Acculturation, Discrimination and Depressive Symptoms among Korean Immigrants in New York City

Monday, 12 July 2010: 2:45 PM

Kunsook S. Bernstein, RN, PhD, NP, CASAC
Nursing, Hunter College of the City University of New York, New York, NY
Sunhee Cho, PhD, RN
School of Nursing, Hunter College, New York, NY

Learning Objective 1: The learner will be able to understand the prevelance of depression among Korean immigrants compared to the general population

Learning Objective 2: The learner will be able to understand the impact of acculturation and discrimination in relation depression among Korean immigrants in New York City.

Purpose: The current study examines the prevalence of depressive symptoms among Korean immigrants in New York City (NYC) and its relation to self-reported discrimination and acculturation. 

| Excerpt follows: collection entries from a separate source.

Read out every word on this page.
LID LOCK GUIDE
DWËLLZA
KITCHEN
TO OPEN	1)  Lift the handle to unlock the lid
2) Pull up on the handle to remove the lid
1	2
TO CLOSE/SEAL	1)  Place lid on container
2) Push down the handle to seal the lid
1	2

Methods: A sample of 304 Korean immigrants residing in NYC completed a survey utilizing the Center for Epidemiologic Studies Depression Scale – Korean version, Discrimination Scale, and Acculturation Stress Scale.

Results: Results indicated that 13.2% of the sample population demonstrated some symptoms of depression and that variables such as living alone, marital status, education, years in US and income impact high depression scores. Results also indicate that higher self-reported exposure to discrimination and lower self-reported language proficiency were related to higher depressive symptoms. In a hierarchical regression analysis, discrimination and English language proficiency were significant predictors of depression, but acculturation stress was not significantly related to depression.
Conclusion: This study contributes to a deeper understanding of the relationship between depression, self-reported discrimination and particular sociodemographic factors among Korean immigrants.  The results suggest that health and mental health care practitioners need to be keenly aware of the impact of discrimination on mental health when treating patients from this population.